Welcome to our weekly “Ask a Bookmaker” feature, which answers many of the common (and uncommon!) questions gamblers and enthusiasts have about how sportsbooks operate in the modern age of sports betting.
Respected bookmaker Johnny Avello has been involved in the betting industry since the 1970s and previously managed the Las Vegas sportsbooks at Bally’s and the Wynn. Now the director of race and sportsbook operations for DraftKings, Avello was recently inducted into the Sports Betting Hall of Fame.
Have a question you’d like to ask Avello? Send them to [email protected]. Questions and responses have been edited for clarity and brevity.
Do you have a general idea of how much futures play into overall sportsbook volume?
Johnny Avello: I don’t know the exact number. It’s probably a smaller piece than you’d think, but it’s a very important piece. Let’s take the Super Bowl, for example. The futures are up the day of the Super Bowl for next year, and they stay up all the way until the end of the conference championship games. They’re up for 50 weeks, and we do that with all the major sports. They’re adjusted, and sometimes we even do in-game wagering on them. We did that during the NFL playoffs this year. We didn’t take them down as the playoff teams were playing. We just adjusted the odds and kept them up. So, we’ve even gotten a little more creative with them.

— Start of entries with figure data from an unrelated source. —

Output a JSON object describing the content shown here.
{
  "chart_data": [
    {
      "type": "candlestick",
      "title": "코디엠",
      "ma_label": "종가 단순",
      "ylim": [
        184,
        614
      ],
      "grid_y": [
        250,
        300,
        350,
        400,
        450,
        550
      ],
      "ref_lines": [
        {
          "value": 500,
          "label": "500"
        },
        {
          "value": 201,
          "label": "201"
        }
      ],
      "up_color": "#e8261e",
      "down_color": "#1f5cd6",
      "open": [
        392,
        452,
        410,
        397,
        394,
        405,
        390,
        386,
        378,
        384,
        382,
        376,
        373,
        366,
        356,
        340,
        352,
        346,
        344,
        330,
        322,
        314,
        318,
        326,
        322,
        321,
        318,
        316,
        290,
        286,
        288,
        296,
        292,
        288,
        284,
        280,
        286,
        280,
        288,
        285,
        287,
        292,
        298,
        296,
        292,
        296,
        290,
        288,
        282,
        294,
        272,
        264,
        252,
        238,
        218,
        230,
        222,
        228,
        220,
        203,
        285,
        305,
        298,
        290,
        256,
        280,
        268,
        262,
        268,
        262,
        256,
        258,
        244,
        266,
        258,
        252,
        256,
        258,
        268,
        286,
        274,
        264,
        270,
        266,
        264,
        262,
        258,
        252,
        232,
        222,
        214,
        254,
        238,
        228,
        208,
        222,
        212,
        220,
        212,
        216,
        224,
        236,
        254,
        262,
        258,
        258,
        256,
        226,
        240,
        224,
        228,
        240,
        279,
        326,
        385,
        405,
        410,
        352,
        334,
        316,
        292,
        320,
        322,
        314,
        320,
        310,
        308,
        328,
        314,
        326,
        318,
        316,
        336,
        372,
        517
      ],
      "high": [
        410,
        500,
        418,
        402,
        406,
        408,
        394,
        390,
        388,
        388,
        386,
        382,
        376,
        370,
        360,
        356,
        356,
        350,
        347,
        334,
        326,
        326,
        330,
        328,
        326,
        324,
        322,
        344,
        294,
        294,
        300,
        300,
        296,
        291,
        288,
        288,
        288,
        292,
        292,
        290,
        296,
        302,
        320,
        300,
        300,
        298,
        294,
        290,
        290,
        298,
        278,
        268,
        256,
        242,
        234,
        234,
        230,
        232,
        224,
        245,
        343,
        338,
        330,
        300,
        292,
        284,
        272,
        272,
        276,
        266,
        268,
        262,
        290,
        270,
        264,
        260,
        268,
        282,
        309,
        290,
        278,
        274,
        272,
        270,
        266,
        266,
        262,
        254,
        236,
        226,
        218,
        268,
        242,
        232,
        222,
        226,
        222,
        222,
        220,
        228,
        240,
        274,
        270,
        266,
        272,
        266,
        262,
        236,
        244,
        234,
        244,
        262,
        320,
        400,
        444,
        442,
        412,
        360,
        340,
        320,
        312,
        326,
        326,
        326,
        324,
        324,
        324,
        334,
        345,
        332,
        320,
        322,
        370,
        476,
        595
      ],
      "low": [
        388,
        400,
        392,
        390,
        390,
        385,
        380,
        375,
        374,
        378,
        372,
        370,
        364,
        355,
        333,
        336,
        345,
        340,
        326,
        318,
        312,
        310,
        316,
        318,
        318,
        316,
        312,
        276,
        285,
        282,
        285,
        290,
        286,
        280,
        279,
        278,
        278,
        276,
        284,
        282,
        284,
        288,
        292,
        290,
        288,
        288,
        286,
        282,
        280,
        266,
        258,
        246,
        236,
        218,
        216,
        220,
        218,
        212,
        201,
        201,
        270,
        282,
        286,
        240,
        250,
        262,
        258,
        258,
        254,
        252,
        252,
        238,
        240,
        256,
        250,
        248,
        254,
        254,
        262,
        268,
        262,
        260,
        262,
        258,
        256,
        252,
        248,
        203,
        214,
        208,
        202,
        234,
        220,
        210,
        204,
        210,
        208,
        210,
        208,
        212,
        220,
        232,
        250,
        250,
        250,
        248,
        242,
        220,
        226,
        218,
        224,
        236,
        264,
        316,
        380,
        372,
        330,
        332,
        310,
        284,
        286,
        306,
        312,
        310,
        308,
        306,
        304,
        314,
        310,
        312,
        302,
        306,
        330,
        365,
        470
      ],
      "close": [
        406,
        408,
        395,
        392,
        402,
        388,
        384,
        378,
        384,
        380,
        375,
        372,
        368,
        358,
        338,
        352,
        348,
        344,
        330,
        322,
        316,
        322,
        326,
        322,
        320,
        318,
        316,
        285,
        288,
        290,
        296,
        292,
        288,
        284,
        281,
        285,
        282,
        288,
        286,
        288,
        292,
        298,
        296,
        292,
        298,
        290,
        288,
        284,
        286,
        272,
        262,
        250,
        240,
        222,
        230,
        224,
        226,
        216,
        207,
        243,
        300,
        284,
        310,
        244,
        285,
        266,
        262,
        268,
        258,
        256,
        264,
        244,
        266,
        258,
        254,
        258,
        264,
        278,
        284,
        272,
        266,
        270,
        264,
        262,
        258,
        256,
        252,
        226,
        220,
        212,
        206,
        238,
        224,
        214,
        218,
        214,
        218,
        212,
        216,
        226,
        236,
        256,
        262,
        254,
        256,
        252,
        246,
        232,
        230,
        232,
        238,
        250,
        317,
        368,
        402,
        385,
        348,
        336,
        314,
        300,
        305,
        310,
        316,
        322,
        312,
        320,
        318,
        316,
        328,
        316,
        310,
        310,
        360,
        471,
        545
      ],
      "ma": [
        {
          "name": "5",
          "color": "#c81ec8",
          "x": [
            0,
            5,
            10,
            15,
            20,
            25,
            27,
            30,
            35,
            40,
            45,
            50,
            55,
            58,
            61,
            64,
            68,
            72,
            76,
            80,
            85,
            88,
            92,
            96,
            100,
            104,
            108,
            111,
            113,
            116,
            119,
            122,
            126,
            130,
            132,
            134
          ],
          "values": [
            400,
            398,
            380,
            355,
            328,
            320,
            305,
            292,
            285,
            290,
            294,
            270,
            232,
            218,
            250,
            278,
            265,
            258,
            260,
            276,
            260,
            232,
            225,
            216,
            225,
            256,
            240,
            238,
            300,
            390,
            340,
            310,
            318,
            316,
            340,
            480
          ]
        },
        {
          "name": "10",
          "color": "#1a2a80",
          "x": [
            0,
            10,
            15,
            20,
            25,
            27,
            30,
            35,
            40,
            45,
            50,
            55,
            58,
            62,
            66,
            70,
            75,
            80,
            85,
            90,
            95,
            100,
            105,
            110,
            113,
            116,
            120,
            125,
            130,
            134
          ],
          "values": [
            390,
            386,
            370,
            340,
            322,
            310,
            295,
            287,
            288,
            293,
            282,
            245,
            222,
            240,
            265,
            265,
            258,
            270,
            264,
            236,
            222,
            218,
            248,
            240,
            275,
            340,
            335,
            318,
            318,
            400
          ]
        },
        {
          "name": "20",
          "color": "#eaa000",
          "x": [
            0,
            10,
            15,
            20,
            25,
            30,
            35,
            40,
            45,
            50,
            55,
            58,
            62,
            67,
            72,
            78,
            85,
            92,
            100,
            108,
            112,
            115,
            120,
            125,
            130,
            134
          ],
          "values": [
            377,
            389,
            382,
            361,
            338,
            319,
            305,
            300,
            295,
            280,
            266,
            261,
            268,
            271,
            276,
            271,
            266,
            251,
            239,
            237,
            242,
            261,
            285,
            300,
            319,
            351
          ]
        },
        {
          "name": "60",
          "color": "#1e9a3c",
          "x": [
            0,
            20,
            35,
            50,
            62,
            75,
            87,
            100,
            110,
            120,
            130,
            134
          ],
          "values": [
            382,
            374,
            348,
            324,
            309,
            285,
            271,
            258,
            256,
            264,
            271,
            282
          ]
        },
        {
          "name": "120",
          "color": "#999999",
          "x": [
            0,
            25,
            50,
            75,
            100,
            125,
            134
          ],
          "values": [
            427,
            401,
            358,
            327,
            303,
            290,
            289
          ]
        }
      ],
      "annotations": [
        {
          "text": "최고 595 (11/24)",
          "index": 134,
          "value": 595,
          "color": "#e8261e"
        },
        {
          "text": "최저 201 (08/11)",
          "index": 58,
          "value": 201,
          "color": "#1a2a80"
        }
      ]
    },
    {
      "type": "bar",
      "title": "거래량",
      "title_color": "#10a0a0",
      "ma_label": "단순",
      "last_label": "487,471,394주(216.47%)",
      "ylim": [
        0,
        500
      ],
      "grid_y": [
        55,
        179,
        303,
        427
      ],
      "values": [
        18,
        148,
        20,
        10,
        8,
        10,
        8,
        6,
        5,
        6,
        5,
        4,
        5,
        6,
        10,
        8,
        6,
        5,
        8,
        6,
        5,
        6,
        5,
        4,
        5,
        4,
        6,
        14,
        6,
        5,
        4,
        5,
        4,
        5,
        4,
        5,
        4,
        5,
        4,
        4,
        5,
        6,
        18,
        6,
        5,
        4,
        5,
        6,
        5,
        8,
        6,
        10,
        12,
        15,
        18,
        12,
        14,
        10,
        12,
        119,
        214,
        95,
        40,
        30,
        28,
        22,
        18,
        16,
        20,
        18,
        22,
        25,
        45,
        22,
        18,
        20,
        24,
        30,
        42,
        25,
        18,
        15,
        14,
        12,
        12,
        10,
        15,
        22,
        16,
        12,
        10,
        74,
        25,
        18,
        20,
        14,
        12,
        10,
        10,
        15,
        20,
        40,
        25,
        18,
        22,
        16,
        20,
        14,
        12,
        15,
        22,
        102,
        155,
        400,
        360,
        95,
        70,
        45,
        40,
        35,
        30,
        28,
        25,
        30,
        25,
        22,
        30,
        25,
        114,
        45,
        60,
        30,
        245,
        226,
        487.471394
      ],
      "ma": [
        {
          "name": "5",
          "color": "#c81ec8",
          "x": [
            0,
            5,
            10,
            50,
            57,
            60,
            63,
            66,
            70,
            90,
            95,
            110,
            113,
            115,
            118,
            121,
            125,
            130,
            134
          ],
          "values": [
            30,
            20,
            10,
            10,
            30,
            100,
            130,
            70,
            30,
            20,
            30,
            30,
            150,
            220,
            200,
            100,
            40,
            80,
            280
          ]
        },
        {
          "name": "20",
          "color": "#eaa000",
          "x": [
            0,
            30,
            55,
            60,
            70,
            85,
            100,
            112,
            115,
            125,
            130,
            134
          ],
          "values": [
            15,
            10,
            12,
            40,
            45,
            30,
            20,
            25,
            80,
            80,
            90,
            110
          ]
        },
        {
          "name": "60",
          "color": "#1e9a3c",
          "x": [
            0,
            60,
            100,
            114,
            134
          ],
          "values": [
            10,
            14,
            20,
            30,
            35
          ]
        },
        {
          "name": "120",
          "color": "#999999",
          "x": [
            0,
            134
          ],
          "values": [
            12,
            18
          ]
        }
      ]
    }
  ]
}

It’s such a moving target, though, with injuries, free agent signings, trades, coaching changes, management changes, etc. How do you manage all that?
JA: It’s not that difficult. It’s just about being aware. When things happen, you need to be ready to make your change. You just don’t leave a price out there that’s too good to be had. If a team goes out and gets Max Scherzer and you have them at 25/1, you don’t keep them at 25/1. You make the adjustments. Now, the adjustments aren’t just on the team that improved. You also have to make the adjustment on the team that lost the player, so it’s about balance. You can’t lower teams and not raise others.
Generally, is the hold on futures better or worse than straight wagers on individual games?
JA: At DraftKings, we’re pretty competitive in those areas. You might see a hold of 10-20% in those areas, but it’s definitely more than a Team A vs. Team B, which is 4.5%. Futures can be good for the books, but we do lose on them sometimes. There are times when a couple teams get hammered from the beginning of the year, they don’t stop betting them all year long, and the team wins it. That usually puts us in a minus situation, but with that being said, there’s still money coming in on other teams, and only one team can win.
Are bettors who focus on futures different than others?
JA: I don’t think so. I think everyone likes to bet futures. The futures market is not just for future bettors only. There are people who concentrate on that and try to find the best value, but I think everybody kinda indulges in futures. They’re a fun proposition for everyone to play, whether it’s the team you root for or if you see some value out there.
How does sharp action in futures compare to other betting markets?
JA: Sharp action can be in any market. If the value is there, then the sharp money is there. But it doesn’t necessarily have to be there, if they don’t find the right spot.
For the money bet early in futures markets, where it can just sit there for months and months, can you explain what that money does in that pot?
JA: Think of DraftKings as this big bank. We’ve taken the money, and the money is there, but it’s in a separate pool. It accumulates and then we pay out the winners. We have many of those markets going during the course of the year. It’s there. It’s just a separate portion of our portfolio.
So it’s not distributed to other things? It stays in that spot?
JA: We’re accountable, as an operator. We have to make that winning bet good. Whether the money is sitting in one spot or not — the money flows — we are accountable to make that good when a bet wins.